The Inflection Point of the 2026 Observability Stack

In 2025-2026, three technologies are converging in the observability space, fundamentally changing the operating model itself.

OpenTelemetry (OTel) has now become the de facto observability standard as a CNCF graduated project. It unifies Metrics, Logs, and Traces through a single SDK and protocol (OTLP), enabling backend replacement without vendor lock-in.

eBPF-based auto-instrumentation (OBI: OpenTelemetry eBPF Instrumentation) gained momentum in May 2025 when Grafana Labs donated the Beyla project to OTel.
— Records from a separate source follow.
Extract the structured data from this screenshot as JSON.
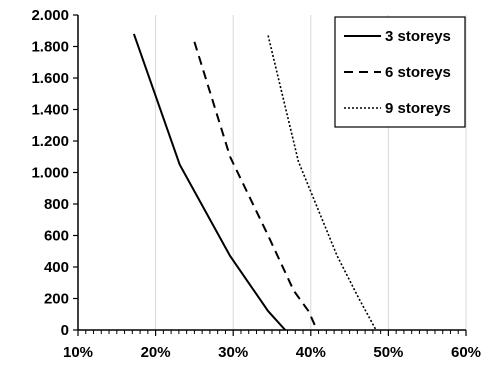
{
  "chart_data": {
    "type": "line",
    "title": "",
    "xlabel": "",
    "ylabel": "",
    "xlim": [
      0.1,
      0.6
    ],
    "ylim": [
      0,
      2000
    ],
    "x_ticks": [
      0.1,
      0.2,
      0.3,
      0.4,
      0.5,
      0.6
    ],
    "x_tick_labels": [
      "10%",
      "20%",
      "30%",
      "40%",
      "50%",
      "60%"
    ],
    "y_ticks": [
      0,
      200,
      400,
      600,
      800,
      1000,
      1200,
      1400,
      1600,
      1800,
      2000
    ],
    "y_tick_labels": [
      "0",
      "200",
      "400",
      "600",
      "800",
      "1.000",
      "1.200",
      "1.400",
      "1.600",
      "1.800",
      "2.000"
    ],
    "grid": "vertical major gridlines",
    "legend_position": "top-right",
    "series": [
      {
        "name": "3 storeys",
        "line_style": "solid",
        "points": [
          [
            0.172,
            1880
          ],
          [
            0.231,
            1050
          ],
          [
            0.296,
            470
          ],
          [
            0.345,
            120
          ],
          [
            0.367,
            0
          ]
        ]
      },
      {
        "name": "6 storeys",
        "line_style": "dashed",
        "points": [
          [
            0.25,
            1830
          ],
          [
            0.296,
            1100
          ],
          [
            0.345,
            600
          ],
          [
            0.378,
            250
          ],
          [
            0.397,
            120
          ],
          [
            0.408,
            0
          ]
        ]
      },
      {
        "name": "9 storeys",
        "line_style": "dotted",
        "points": [
          [
            0.345,
            1870
          ],
          [
            0.384,
            1070
          ],
          [
            0.434,
            470
          ],
          [
            0.462,
            200
          ],
          [
            0.484,
            0
          ]
        ]
      }
    ]
  }
}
It automatically captures HTTP, gRPC, and SQL calls at the kernel level without code changes. In 2026, it targets a stable 1.0 release (opentelemetry.io/blog/2026/obi-goals).

SLO (Service Level Objective) has evolved beyond simple dashboard numbers into an operational framework that controls release decisions and on-call priorities through error budget policies.

This article designs a 2026 operating model that combines these three technologies.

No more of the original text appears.